Thüringische Landeszeitung (Jena)
Utopisten, Erfinder und Phantasten
Der Dokumentarfilm „Vom Bauen der Zukunft“nimmt sich das (fast) 100jährige Bauhaus vor
WEIMAR. Gleich eine der ersten Sequenzen des Dokumentarfilms „Vom Bauen der Zukunft“zeigt einen Überflug über Weimar. Das Weichbild einer gemütlichen Kleinstadt: „Stadt der Deutschen Klassik. Goethe, Schiller. Konservativ und superprovinziell“, urteilt der Sprecher aus dem Off. „Hier gründete der Berliner Architekt Walter Gropius 1919 das Staatliche Bauhaus.“Sonst kommt die Wiege der Kunstschule, um deren 100-jähriges Jubiläum es angeblich geht, in dem Streifen von Niels Bolbrinker und Thomas Tielsch kaum vor.

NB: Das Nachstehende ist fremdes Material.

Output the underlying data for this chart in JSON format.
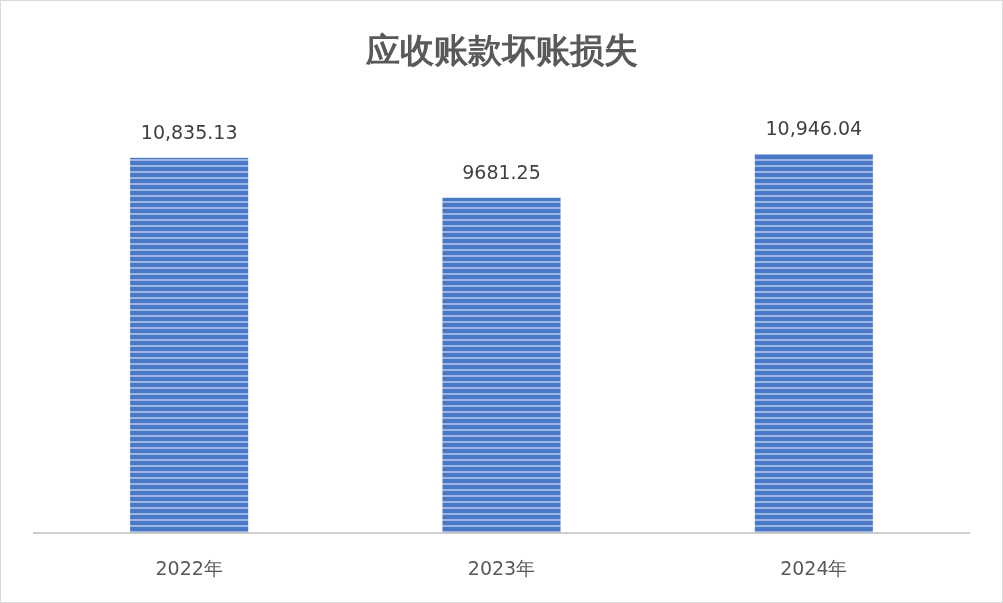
{
  "chart_data": {
    "type": "bar",
    "title": "应收账款坏账损失",
    "categories": [
      "2022年",
      "2023年",
      "2024年"
    ],
    "values": [
      10835.13,
      9681.25,
      10946.04
    ],
    "value_labels": [
      "10,835.13",
      "9681.25",
      "10,946.04"
    ],
    "color": "#4a78c8"
  }
}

Die beiden Autoren spüren dem Wirken und mehr noch dem Nachwirken der Bauhaus-Idee nach, ohne das eine vom anderen klar zu unterscheiden. Es mag dies die Kardinalsünde im Laufe einer filmischen Argumentation sein, die dem Bauhaus am Ende mindestens implizit vorwirft, sich nicht mit einer Wissenschaftsdisziplin befasst zu haben, die zu Zeiten des historischen Bauhauses 1919 bis 1933 an Hochschulen kaum etabliert war: die Urbanistik. Denn Bolbrinker und Tielsch suchen nach Lösungen für das 21., nicht für das 20. Jahrhundert – für die wuchernden Slums in der Dritten Welt und die immer teureren Wohnräume in den westlichen Metropolen.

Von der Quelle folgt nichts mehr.